Previous generations of voice assistants—Siri, Alexa, Google Assistant, your car’s GPS—just didn’t have enough information to get through all of these steps. (In some cases, you can provide that information yourself: A spokesperson for Apple told me that you can manually input a name’s phonetic spelling into the Contacts app to tweak how Siri reads it.) Over the years, this technology “really sort of plateaued,” Farid wrote. “It was just really struggling to get through that uncanny valley where it’s sort of human-like, but also a little weird. And then it just blasted through the door.” Advances in “deep-learning” techniques inspired by the human brain can more readily spot patterns in pitch, rhythm, and intonation.
That is the weird contradiction of AI right now: Even as this technology is prone to biases that can alienate users (voice assistants more frequently misidentify words from Black speakers than white speakers), it can also help pop smaller feelings of alienation that bubble up. To constantly hear bots bungle my name is a digital indignity that reminds me that my devices do not seem made with me in mind, even though Saahil Desai is a common name in India. My blue iPhone 12 is a six-inch slab that contains more of me than any other single thing in my life.

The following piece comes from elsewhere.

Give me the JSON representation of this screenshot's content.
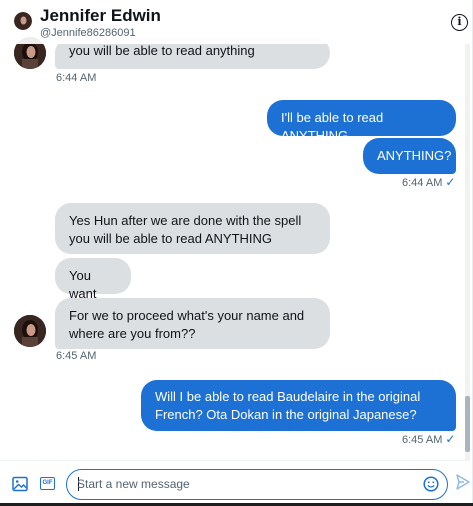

And yet it still screws up the most basic thing about my identity.
But a world in which the bots can understand and speak my name, and yours, is also an eerie one. ElevenLabs is the same voice-cloning tech that has been used to make believable deepfakes—of a rude Taylor Swift, of Joe Rogan and Ben Shapiro debating Ratatouille, of Emma Watson reading a section of Mein Kampf. An AI scam pretending to be someone you know is far more believable when the voice on the other end can say your name just as your relatives do.
Once it became readily clear that I couldn’t stump ElevenLabs, I slotted in my middle name, Abhijit. Out came a terrible mess of syllables that would never fool me. Okay fine: I admit it’s actually pretty hard to say Saahil Abhijit Desai.